Un comble pour Hucleux, animé d’une vraie foi en la peinture, et qui voulait justement, à force d’exactitude et par le seul travail du peintre, parvenir à la destruction de l’image et au dépassement de la représentation : « Peindre, nous redira-t-il encore, c’est transmuer un objet, passer d’un état à l’autre. »
De son propre aveu donc, ces Dessins de déprogrammation ne tournent pas le dos à cette période faussement « hyperréaliste » de Hucleux, ils en sont plutôt un complément, presque un erratum. Ils viennent corriger par l’absurde une vision faussée de ces peintures plus anciennes et disent aussi que sous leur surface sereine et immobile, ces portraits de Warhol, Beckett, Beuys ou du président Georges Pompidou étaient agités déjà par une suite d’opérations mentales insensées. « J’ai commencé ces dessins vers 88-89. Ce sont des expériences, une recherche qui n’est jamais finie, où on est toujours sur le seuil.

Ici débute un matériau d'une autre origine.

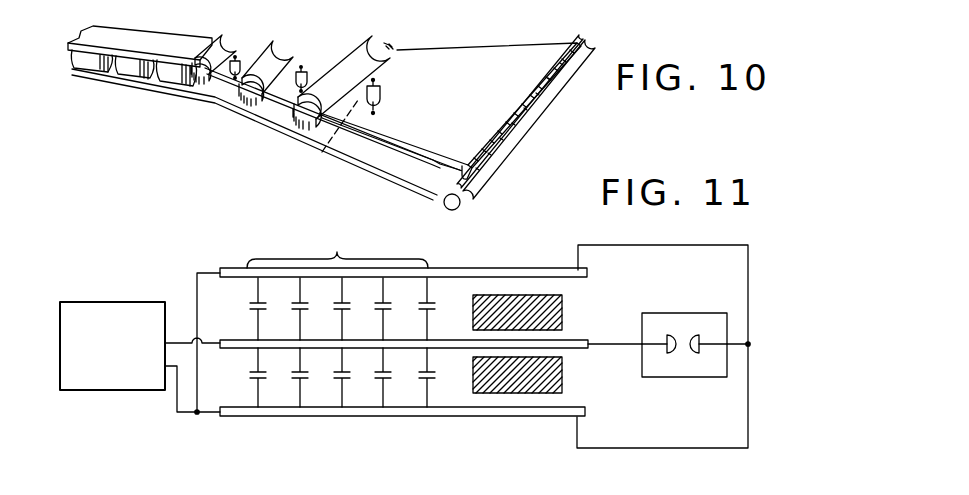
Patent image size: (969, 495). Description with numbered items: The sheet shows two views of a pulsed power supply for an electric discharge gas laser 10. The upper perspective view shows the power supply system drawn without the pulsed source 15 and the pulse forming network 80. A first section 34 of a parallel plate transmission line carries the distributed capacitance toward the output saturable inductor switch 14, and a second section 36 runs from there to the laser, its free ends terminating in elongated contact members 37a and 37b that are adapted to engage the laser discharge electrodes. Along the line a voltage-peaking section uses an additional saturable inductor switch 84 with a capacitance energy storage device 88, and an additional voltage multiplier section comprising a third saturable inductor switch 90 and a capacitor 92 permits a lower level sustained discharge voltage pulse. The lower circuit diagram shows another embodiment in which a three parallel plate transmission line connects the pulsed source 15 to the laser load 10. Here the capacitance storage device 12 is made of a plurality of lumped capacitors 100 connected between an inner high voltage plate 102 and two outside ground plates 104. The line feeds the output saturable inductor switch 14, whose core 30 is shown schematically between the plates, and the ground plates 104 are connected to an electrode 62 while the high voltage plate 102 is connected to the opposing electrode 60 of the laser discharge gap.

In FIG. 10, the electric discharge gas laser 10 is at (461, 206).
In FIG. 10, the output saturable inductor switch 14 is at (240, 58).
In FIG. 11, the output saturable inductor switch 14 is at (527, 290).
In FIG. 10, the first section of transmission line 34 is at (130, 90).
In FIG. 10, the second section of transmission line 36 is at (513, 25).
In FIG. 10, the contact member 37a is at (587, 42).
In FIG. 10, the contact member 37b is at (557, 100).
In FIG. 10, the pulse forming network 80 is at (259, 55).
In FIG. 10, the saturable inductor switch 84 is at (300, 52).
In FIG. 10, the capacitance energy storage device 88 is at (318, 70).
In FIG. 10, the third saturable inductor switch 90 is at (393, 50).
In FIG. 10, the capacitor 92 is at (331, 143).
In FIG. 11, the primary capacitance energy storage device 12 is at (337, 250).
In FIG. 11, the pulsed high-voltage source 15 is at (83, 392).
In FIG. 11, the core 30 is at (522, 395).
In FIG. 11, the electrode 60 is at (672, 333).
In FIG. 11, the electrode 62 is at (696, 333).
In FIG. 11, the lumped capacitor 100 is at (267, 307).
In FIG. 11, the high voltage plate 102 is at (573, 349).
In FIG. 11, the outside ground plate 104 is at (557, 269).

Un entraînement quotidien, presque heure par heure. Un itinéraire dans lequel on se projette et dont on ne trouve pas les clés tout de suite ».

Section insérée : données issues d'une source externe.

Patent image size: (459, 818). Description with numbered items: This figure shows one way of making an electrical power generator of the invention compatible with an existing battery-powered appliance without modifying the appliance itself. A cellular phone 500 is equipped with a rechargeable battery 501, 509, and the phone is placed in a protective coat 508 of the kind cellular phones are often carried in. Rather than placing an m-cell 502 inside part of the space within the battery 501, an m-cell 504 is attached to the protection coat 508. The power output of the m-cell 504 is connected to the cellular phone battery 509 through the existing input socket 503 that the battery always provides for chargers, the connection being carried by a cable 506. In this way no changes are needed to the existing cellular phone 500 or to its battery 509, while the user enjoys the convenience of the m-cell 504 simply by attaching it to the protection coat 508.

Mais plus on voit ces dessins et moins on s’y fait : l’œil ne s’habitue pas à un paysage visuel aussi démembré. C’est leur premier effet, pas vraiment Kiss Cool mais très spectaculaire : nous déprogrammer à notre tour, laver notre regard de ses habitudes rétiniennes, de son éducation et des stéréotypes visuels qui nous entourent. Pour se sortir d’un tel désarroi, on pense alors à des tas de choses, en vrac : aux machines neuronales schizoïdes de Maurice G. Dantec, aux batailles intérieures qu’Henri Michaux livrait à coups de dessins et d’écritures, à un bug sur Tetris, à la géométrie non-euclidienne, aux peintures de ruines d’Hubert Robert, à l’effrondrement du Nasdaq, à Picasso ou Braque peignant sous l’effet de l’ecstasy, à l’expression « lavage de cerveau ». Autrement dit, les Dessins de déprogrammation de monsieur Hucleux sont un mélange incompréhensible de souvenirs visuels désormais classiques (Cézanne, Artaud, le cubisme…), de références vieillotes (l’ésotérisme des nombres, la mystique de la peinture) et de relations plus inattendues avec le monde contemporain. Un lieu étrange, mi-classique, mi-actuel, où les souvenirs des mondes engloutis se connectent avec la réalité virtuelle ou la science d’aujourd’hui. Au fur et à mesure de notre entretien téléphonique, Jean Olivier Hucleux oublie les questions qu’on lui pose et ne cesse pas pour autant de parler, préférant explorer le mouvement de sa pensée. « Excusez-moi, je n’ai pas de mémoire. J’ai tout oublié. Ou plutôt j’ai une autre mémoire, une mémoire enfouie. Pour aller la trouver, il faut avoir été vidé de soi-même. »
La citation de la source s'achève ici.